Refinement and Validation of an Artificial Intelligence Pipeline for Robust Greater Caribbean Manatee Detection and Acoustic Individual Counting

The Greater Caribbean manatee is classified as vulnerable, yet the lack of data related to population status in the Costa Rican Caribbean severely hinders conservation policy due to limited ecological knowledge. This study aims to address this challenge by refining a pipeline for the automated manatee count method to enhance classification robustness and efficiency for accurate spatial and temporal density estimation. The bioacoustics analysis consists of a deep learning manatee call detector and an unsupervised individual manatee counting. Methodologically, we implemented an offline feature extraction strategy to avoid a substantial initial computational bottleneck, measured at almost 13h, required to convert 43,031 audio samples into labeled images. To mitigate the high risk of overfitting associated with class imbalance, common in bioacoustic databases, a bootstrapping method was applied post-data splitting, generating a labeled dataset of 100,000 spectrograms. Transfer learning with the VGG-16 architecture yielded superior results, achieving a robust mean 10-fold cross-validation accuracy of 98.94% (±0.10%) and normalized F1-scores of 0.99. Furthermore, this optimized fine-tuning was rapidly executed in just 22min and 36s.

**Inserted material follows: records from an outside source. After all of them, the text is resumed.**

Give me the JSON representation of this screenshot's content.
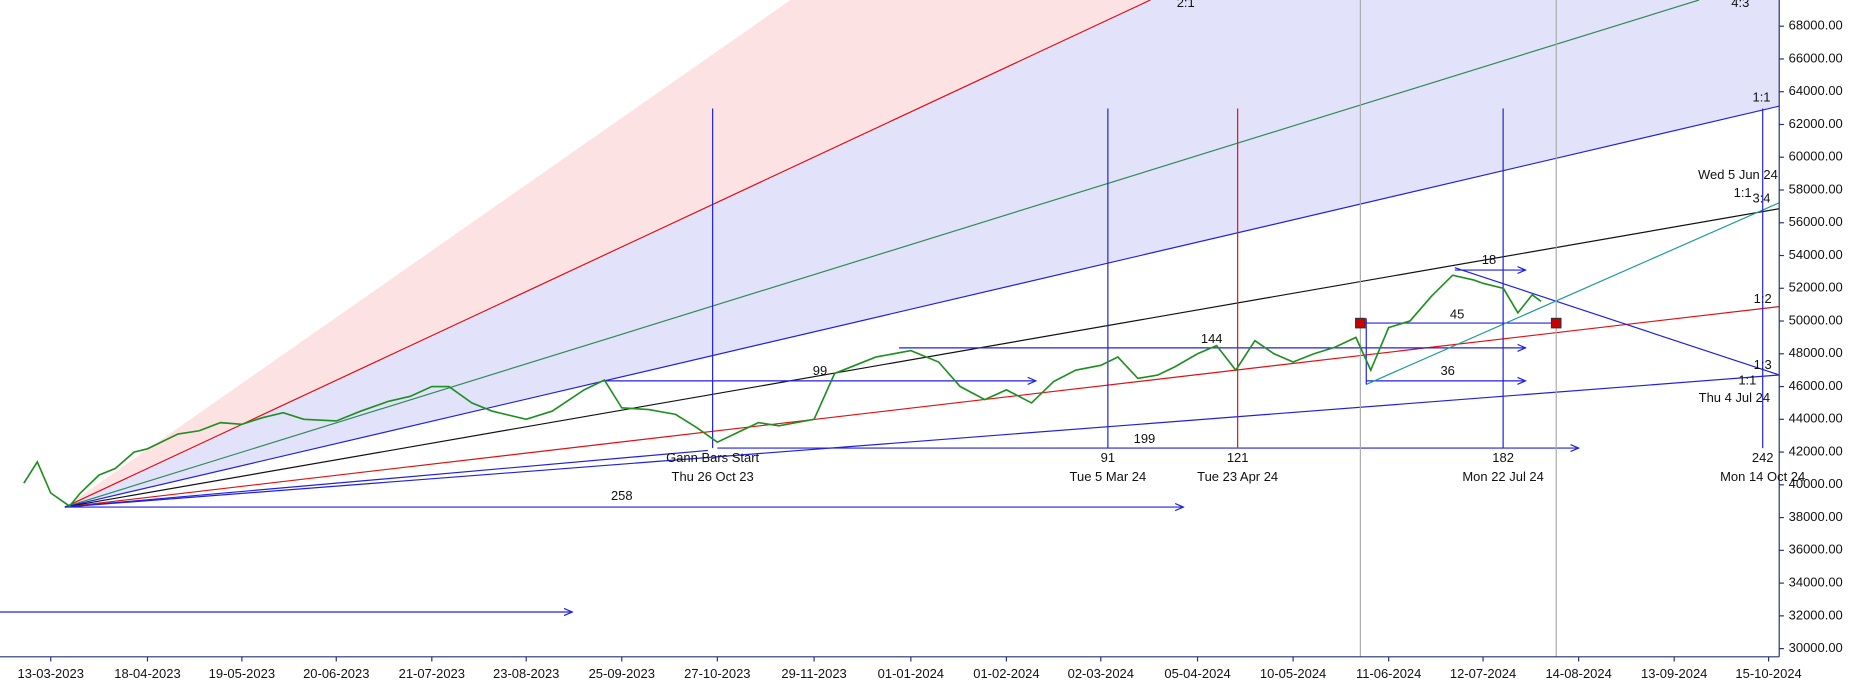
{
  "chart_data": {
    "type": "line",
    "series": [
      {
        "name": "Price",
        "color": "#1f8f1f",
        "x": [
          "03-03-2023",
          "08-03-2023",
          "13-03-2023",
          "20-03-2023",
          "24-03-2023",
          "31-03-2023",
          "06-04-2023",
          "13-04-2023",
          "18-04-2023",
          "28-04-2023",
          "05-05-2023",
          "12-05-2023",
          "19-05-2023",
          "26-05-2023",
          "02-06-2023",
          "09-06-2023",
          "20-06-2023",
          "28-06-2023",
          "07-07-2023",
          "14-07-2023",
          "21-07-2023",
          "27-07-2023",
          "04-08-2023",
          "11-08-2023",
          "23-08-2023",
          "01-09-2023",
          "12-09-2023",
          "19-09-2023",
          "25-09-2023",
          "04-10-2023",
          "13-10-2023",
          "20-10-2023",
          "27-10-2023",
          "03-11-2023",
          "10-11-2023",
          "17-11-2023",
          "29-11-2023",
          "06-12-2023",
          "13-12-2023",
          "20-12-2023",
          "01-01-2024",
          "10-01-2024",
          "17-01-2024",
          "25-01-2024",
          "01-02-2024",
          "09-02-2024",
          "16-02-2024",
          "23-02-2024",
          "02-03-2024",
          "08-03-2024",
          "15-03-2024",
          "22-03-2024",
          "28-03-2024",
          "05-04-2024",
          "12-04-2024",
          "19-04-2024",
          "26-04-2024",
          "03-05-2024",
          "10-05-2024",
          "17-05-2024",
          "24-05-2024",
          "31-05-2024",
          "05-06-2024",
          "11-06-2024",
          "18-06-2024",
          "25-06-2024",
          "02-07-2024",
          "09-07-2024",
          "12-07-2024",
          "19-07-2024",
          "24-07-2024",
          "29-07-2024",
          "01-08-2024"
        ],
        "values": [
          40100,
          41400,
          39500,
          38700,
          39500,
          40600,
          41000,
          42000,
          42200,
          43100,
          43300,
          43800,
          43700,
          44100,
          44400,
          44000,
          43900,
          44500,
          45100,
          45400,
          46000,
          46000,
          45000,
          44500,
          44000,
          44500,
          45800,
          46400,
          44700,
          44600,
          44300,
          43500,
          42600,
          43200,
          43800,
          43600,
          44000,
          46800,
          47300,
          47800,
          48200,
          47500,
          46000,
          45200,
          45800,
          45000,
          46300,
          47000,
          47300,
          47800,
          46500,
          46700,
          47200,
          48000,
          48500,
          47000,
          48800,
          48000,
          47500,
          48000,
          48400,
          49000,
          47000,
          49600,
          50000,
          51500,
          52800,
          52500,
          52300,
          52000,
          50500,
          51600,
          51200
        ]
      }
    ],
    "ylim": [
      29500,
      69600
    ],
    "yticks": [
      {
        "value": 30000,
        "label": "30000.00"
      },
      {
        "value": 32000,
        "label": "32000.00"
      },
      {
        "value": 34000,
        "label": "34000.00"
      },
      {
        "value": 36000,
        "label": "36000.00"
      },
      {
        "value": 38000,
        "label": "38000.00"
      },
      {
        "value": 40000,
        "label": "40000.00"
      },
      {
        "value": 42000,
        "label": "42000.00"
      },
      {
        "value": 44000,
        "label": "44000.00"
      },
      {
        "value": 46000,
        "label": "46000.00"
      },
      {
        "value": 48000,
        "label": "48000.00"
      },
      {
        "value": 50000,
        "label": "50000.00"
      },
      {
        "value": 52000,
        "label": "52000.00"
      },
      {
        "value": 54000,
        "label": "54000.00"
      },
      {
        "value": 56000,
        "label": "56000.00"
      },
      {
        "value": 58000,
        "label": "58000.00"
      },
      {
        "value": 60000,
        "label": "60000.00"
      },
      {
        "value": 62000,
        "label": "62000.00"
      },
      {
        "value": 64000,
        "label": "64000.00"
      },
      {
        "value": 66000,
        "label": "66000.00"
      },
      {
        "value": 68000,
        "label": "68000.00"
      }
    ],
    "xticks": [
      "13-03-2023",
      "18-04-2023",
      "19-05-2023",
      "20-06-2023",
      "21-07-2023",
      "23-08-2023",
      "25-09-2023",
      "27-10-2023",
      "29-11-2023",
      "01-01-2024",
      "01-02-2024",
      "02-03-2024",
      "05-04-2024",
      "10-05-2024",
      "11-06-2024",
      "12-07-2024",
      "14-08-2024",
      "13-09-2024",
      "15-10-2024"
    ],
    "annotations": [
      "2:1",
      "4:3",
      "1:1",
      "Wed 5 Jun 24",
      "1:1",
      "3:4",
      "1:2",
      "1:3",
      "1:1",
      "Thu 4 Jul 24",
      "18",
      "45",
      "144",
      "99",
      "36",
      "199",
      "Gann Bars Start",
      "Thu 26 Oct 23",
      "91",
      "Tue 5 Mar 24",
      "121",
      "Tue 23 Apr 24",
      "182",
      "Mon 22 Jul 24",
      "242",
      "Mon 14 Oct 24",
      "258"
    ]
  }
}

Subsequently, the unsupervised individual manatee counting utilized k-means clustering on the top three music information retrieval descriptors along with dimensionality reduction, successfully segregating detected calls into three acoustically distinct clusters, likely representing three individuals. This performance was validated by a silhouette coefficient of 79.03%. These validated results confirm the refined automatic manatee count method as a robust and scalable framework ready for deployment on Costa Rican passive acoustic monitoring data to generate crucial scientific evidence for species conservation.